We use **macro averaging** so both classes are considered equally.


In [None]:

def eval_macro_metrics(y_true, y_pred):
    prec, rec, f1, _ = precision_recall_fscore_support(
        y_true, y_pred, average="macro", zero_division=0
    )
    return prec, rec, f1

yhat_test_scratch = scratch_model.predict(X_test)
prec_s, rec_s, f1_s = eval_macro_metrics(y_test, yhat_test_scratch)

print("From-scratch metrics on test (macro avg):")
print(" precision:", prec_s)
print(" recall   :", rec_s)
print(" f1       :", f1_s)
print("confusion matrix:\n", confusion_matrix(y_test, yhat_test_scratch))

# Helpful diagnostic: how many predictions of each class?
vals, counts = np.unique(yhat_test_scratch, return_counts=True)
print("predicted class counts:", dict(zip(vals, counts)))



## 7) Framework comparison: PyTorch (same constraints)

We build the same architecture in PyTorch:
- 2 hidden sigmoid layers
- no bias terms (`bias=False`)
- 2 output logits

Then we train with SGD and evaluate precision/recall/F1 the same way.

> PyTorch’s `CrossEntropyLoss` expects **logits**, not probabilities, so we do **not** apply softmax in the forward pass.


In [None]:

import torch
import torch.nn as nn
import torch.optim as optim

# Keep everything in float64 to match NumPy more closely (optional)
torch.set_default_dtype(torch.float64)

class TorchTwoHidden(nn.Module):
    def __init__(self, d_in=2, h1=3, h2=3, d_out=2):
        super().__init__()
        self.fc1 = nn.Linear(d_in, h1, bias=False)
        self.fc2 = nn.Linear(h1, h2, bias=False)
        self.fc3 = nn.Linear(h2, d_out, bias=False)
        self.sigmoid = nn.Sigmoid()

    def forward(self, x):
        x = self.sigmoid(self.fc1(x))
        x = self.sigmoid(self.fc2(x))
        logits = self.fc3(x)
        return logits

# Tensors
Xtr_t = torch.from_numpy(X_train)
ytr_t = torch.from_numpy(y_train.astype(np.int64))
Xte_t = torch.from_numpy(X_test)
yte_t = torch.from_numpy(y_test.astype(np.int64))

torch_model = TorchTwoHidden(h1=h1, h2=h2)
criterion = nn.CrossEntropyLoss()
optimizer = optim.SGD(torch_model.parameters(), lr=lr)

torch_losses = []
n = X_train.shape[0]

for ep in range(epochs):
    perm = torch.randperm(n)
    for i in perm:
        xi = Xtr_t[i:i+1]
        yi = ytr_t[i:i+1]

        optimizer.zero_grad()
        logits = torch_model(xi)
        loss = criterion(logits, yi)
        loss.backward()
        optimizer.step()

        torch_losses.append(loss.item())

    if (ep + 1) % max(1, epochs // 5) == 0:
        with torch.no_grad():
            pred_train = torch.argmax(torch_model(Xtr_t), dim=1)
            acc = (pred_train == ytr_t).double().mean().item()
        print(f"epoch {ep+1:3d}/{epochs} | last_step_loss={torch_losses[-1]:.4f} | train_acc={acc:.3f}")

plt.figure()
plt.plot(torch_losses)
plt.title("PyTorch SGD training loss (per step)")
plt.xlabel("SGD step")
plt.ylabel("Cross-entropy loss")
plt.show()

with torch.no_grad():
    yhat_test_torch = torch.argmax(torch_model(Xte_t), dim=1).cpu().numpy()

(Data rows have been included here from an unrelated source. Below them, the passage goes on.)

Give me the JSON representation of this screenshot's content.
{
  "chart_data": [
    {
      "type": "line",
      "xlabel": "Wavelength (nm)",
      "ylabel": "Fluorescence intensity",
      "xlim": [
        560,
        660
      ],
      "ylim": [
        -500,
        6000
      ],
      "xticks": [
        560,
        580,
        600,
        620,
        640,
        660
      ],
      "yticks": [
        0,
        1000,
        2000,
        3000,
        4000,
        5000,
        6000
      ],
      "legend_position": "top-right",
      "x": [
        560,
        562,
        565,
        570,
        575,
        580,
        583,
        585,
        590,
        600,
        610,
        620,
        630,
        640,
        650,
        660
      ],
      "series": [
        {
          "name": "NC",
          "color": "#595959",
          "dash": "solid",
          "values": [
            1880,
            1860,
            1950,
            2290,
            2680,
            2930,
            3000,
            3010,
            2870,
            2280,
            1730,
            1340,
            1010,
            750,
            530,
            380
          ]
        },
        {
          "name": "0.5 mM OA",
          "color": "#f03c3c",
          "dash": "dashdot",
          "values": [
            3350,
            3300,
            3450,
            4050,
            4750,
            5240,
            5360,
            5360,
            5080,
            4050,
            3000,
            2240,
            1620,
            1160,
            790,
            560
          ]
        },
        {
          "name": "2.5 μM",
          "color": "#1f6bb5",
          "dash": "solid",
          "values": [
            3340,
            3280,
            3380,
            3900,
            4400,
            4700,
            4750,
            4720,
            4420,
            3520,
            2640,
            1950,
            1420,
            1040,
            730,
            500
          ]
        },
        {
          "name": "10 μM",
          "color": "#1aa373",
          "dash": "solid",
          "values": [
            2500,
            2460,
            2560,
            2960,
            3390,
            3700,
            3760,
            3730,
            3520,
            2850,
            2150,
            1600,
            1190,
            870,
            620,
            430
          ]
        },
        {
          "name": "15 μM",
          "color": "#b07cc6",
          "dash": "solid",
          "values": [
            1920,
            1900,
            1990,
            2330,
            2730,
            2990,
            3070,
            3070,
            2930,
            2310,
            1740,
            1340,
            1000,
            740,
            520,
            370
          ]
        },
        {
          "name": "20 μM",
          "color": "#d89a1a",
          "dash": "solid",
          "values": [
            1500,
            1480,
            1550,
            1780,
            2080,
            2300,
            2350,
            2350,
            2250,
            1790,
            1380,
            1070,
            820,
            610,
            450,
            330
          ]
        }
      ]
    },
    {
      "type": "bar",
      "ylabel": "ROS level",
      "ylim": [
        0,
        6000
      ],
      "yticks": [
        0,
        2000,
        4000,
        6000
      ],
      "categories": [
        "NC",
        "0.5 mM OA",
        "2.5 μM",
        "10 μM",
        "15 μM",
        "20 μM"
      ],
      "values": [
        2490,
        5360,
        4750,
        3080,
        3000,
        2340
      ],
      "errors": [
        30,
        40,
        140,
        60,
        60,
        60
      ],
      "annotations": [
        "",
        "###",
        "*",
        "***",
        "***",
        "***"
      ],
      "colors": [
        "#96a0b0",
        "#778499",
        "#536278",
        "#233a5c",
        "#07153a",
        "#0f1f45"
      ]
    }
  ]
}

prec_t, rec_t, f1_t = eval_macro_metrics(y_test, yhat_test_torch)

print("PyTorch metrics on test (macro avg):")
print(" precision:", prec_t)
print(" recall   :", rec_t)
print(" f1       :", f1_t)
print("confusion matrix:\n", confusion_matrix(y_test, yhat_test_torch))

vals, counts = np.unique(yhat_test_torch, return_counts=True)
print("predicted class counts:", dict(zip(vals, counts)))

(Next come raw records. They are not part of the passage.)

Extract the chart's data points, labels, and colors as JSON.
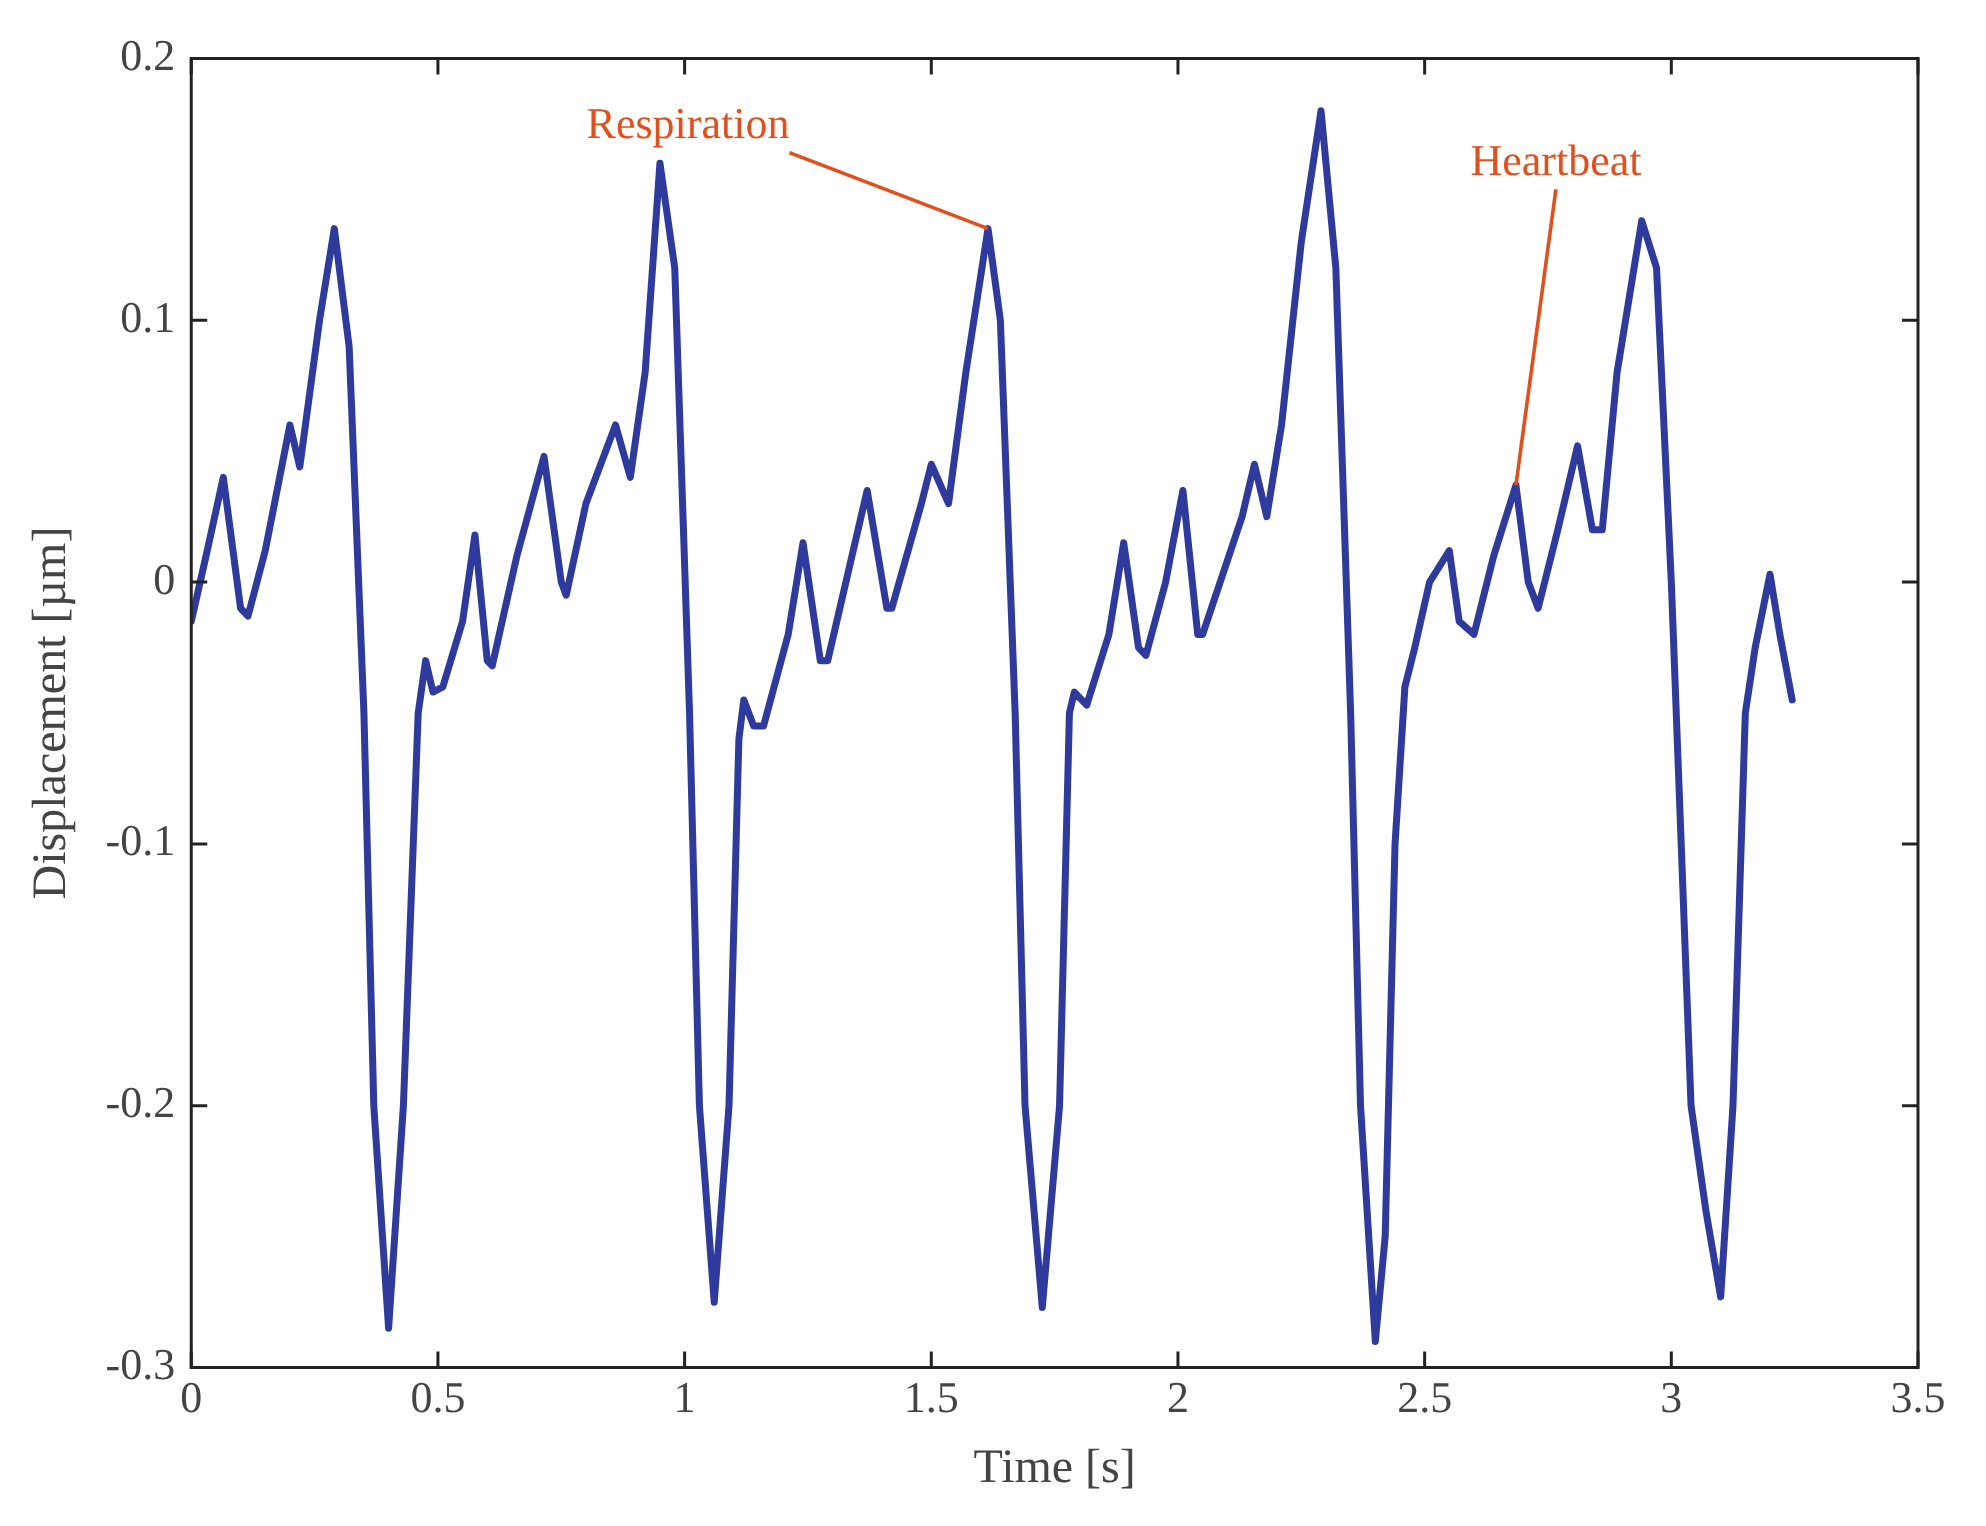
{
  "chart_data": {
    "type": "line",
    "xlabel": "Time [s]",
    "ylabel": "Displacement [µm]",
    "xlim": [
      0,
      3.5
    ],
    "xticks": [
      0,
      0.5,
      1,
      1.5,
      2,
      2.5,
      3,
      3.5
    ],
    "ylim": [
      -0.3,
      0.2
    ],
    "yticks": [
      -0.3,
      -0.2,
      -0.1,
      0,
      0.1,
      0.2
    ],
    "grid": false,
    "legend": false,
    "marker": "none",
    "line_style": "solid",
    "annotations": [
      {
        "text": "Respiration",
        "x": 1.615,
        "y": 0.135
      },
      {
        "text": "Heartbeat",
        "x": 2.685,
        "y": 0.037
      }
    ],
    "series": [
      {
        "color": "#2e3a9c",
        "x": [
          0,
          0.03,
          0.065,
          0.1,
          0.115,
          0.15,
          0.2,
          0.22,
          0.26,
          0.29,
          0.32,
          0.35,
          0.37,
          0.4,
          0.43,
          0.46,
          0.475,
          0.49,
          0.51,
          0.55,
          0.575,
          0.6,
          0.61,
          0.66,
          0.715,
          0.75,
          0.76,
          0.8,
          0.86,
          0.89,
          0.92,
          0.95,
          0.98,
          1.01,
          1.03,
          1.06,
          1.09,
          1.11,
          1.12,
          1.14,
          1.16,
          1.21,
          1.24,
          1.275,
          1.29,
          1.37,
          1.41,
          1.42,
          1.48,
          1.5,
          1.535,
          1.57,
          1.615,
          1.64,
          1.67,
          1.69,
          1.725,
          1.76,
          1.78,
          1.79,
          1.815,
          1.86,
          1.89,
          1.92,
          1.935,
          1.975,
          2.01,
          2.04,
          2.05,
          2.13,
          2.155,
          2.18,
          2.21,
          2.25,
          2.29,
          2.32,
          2.35,
          2.37,
          2.4,
          2.42,
          2.44,
          2.46,
          2.48,
          2.51,
          2.55,
          2.57,
          2.6,
          2.64,
          2.685,
          2.71,
          2.73,
          2.77,
          2.81,
          2.84,
          2.86,
          2.89,
          2.94,
          2.97,
          3.0,
          3.04,
          3.07,
          3.1,
          3.125,
          3.15,
          3.17,
          3.2,
          3.22,
          3.245
        ],
        "values": [
          -0.015,
          0.01,
          0.04,
          -0.01,
          -0.013,
          0.012,
          0.06,
          0.044,
          0.1,
          0.135,
          0.09,
          -0.05,
          -0.2,
          -0.285,
          -0.2,
          -0.05,
          -0.03,
          -0.042,
          -0.04,
          -0.015,
          0.018,
          -0.03,
          -0.032,
          0.01,
          0.048,
          0.0,
          -0.005,
          0.03,
          0.06,
          0.04,
          0.08,
          0.16,
          0.12,
          -0.05,
          -0.2,
          -0.275,
          -0.2,
          -0.06,
          -0.045,
          -0.055,
          -0.055,
          -0.02,
          0.015,
          -0.03,
          -0.03,
          0.035,
          -0.01,
          -0.01,
          0.03,
          0.045,
          0.03,
          0.08,
          0.135,
          0.1,
          -0.05,
          -0.2,
          -0.277,
          -0.2,
          -0.05,
          -0.042,
          -0.047,
          -0.02,
          0.015,
          -0.025,
          -0.028,
          0.0,
          0.035,
          -0.02,
          -0.02,
          0.025,
          0.045,
          0.025,
          0.06,
          0.13,
          0.18,
          0.12,
          -0.05,
          -0.2,
          -0.29,
          -0.25,
          -0.1,
          -0.04,
          -0.025,
          0.0,
          0.012,
          -0.015,
          -0.02,
          0.01,
          0.037,
          0.0,
          -0.01,
          0.02,
          0.052,
          0.02,
          0.02,
          0.08,
          0.138,
          0.12,
          0.0,
          -0.2,
          -0.24,
          -0.273,
          -0.2,
          -0.05,
          -0.025,
          0.003,
          -0.02,
          -0.045
        ]
      }
    ]
  }
}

## 8) Side-by-side comparison

This is the table you can paste into your homework write-up.


In [None]:

results = pd.DataFrame([
    {"model": "from_scratch_numpy", "precision": prec_s, "recall": rec_s, "f1": f1_s},
    {"model": "pytorch_framework",  "precision": prec_t, "recall": rec_t, "f1": f1_t},
])
results



## 9) Final weights (scratch model)

The homework asks you to report the final weights.


In [None]:

final_weights_scratch



## Question to Consider

If PyTorch does better than scratch, list two reasons besides “PyTorch is better.”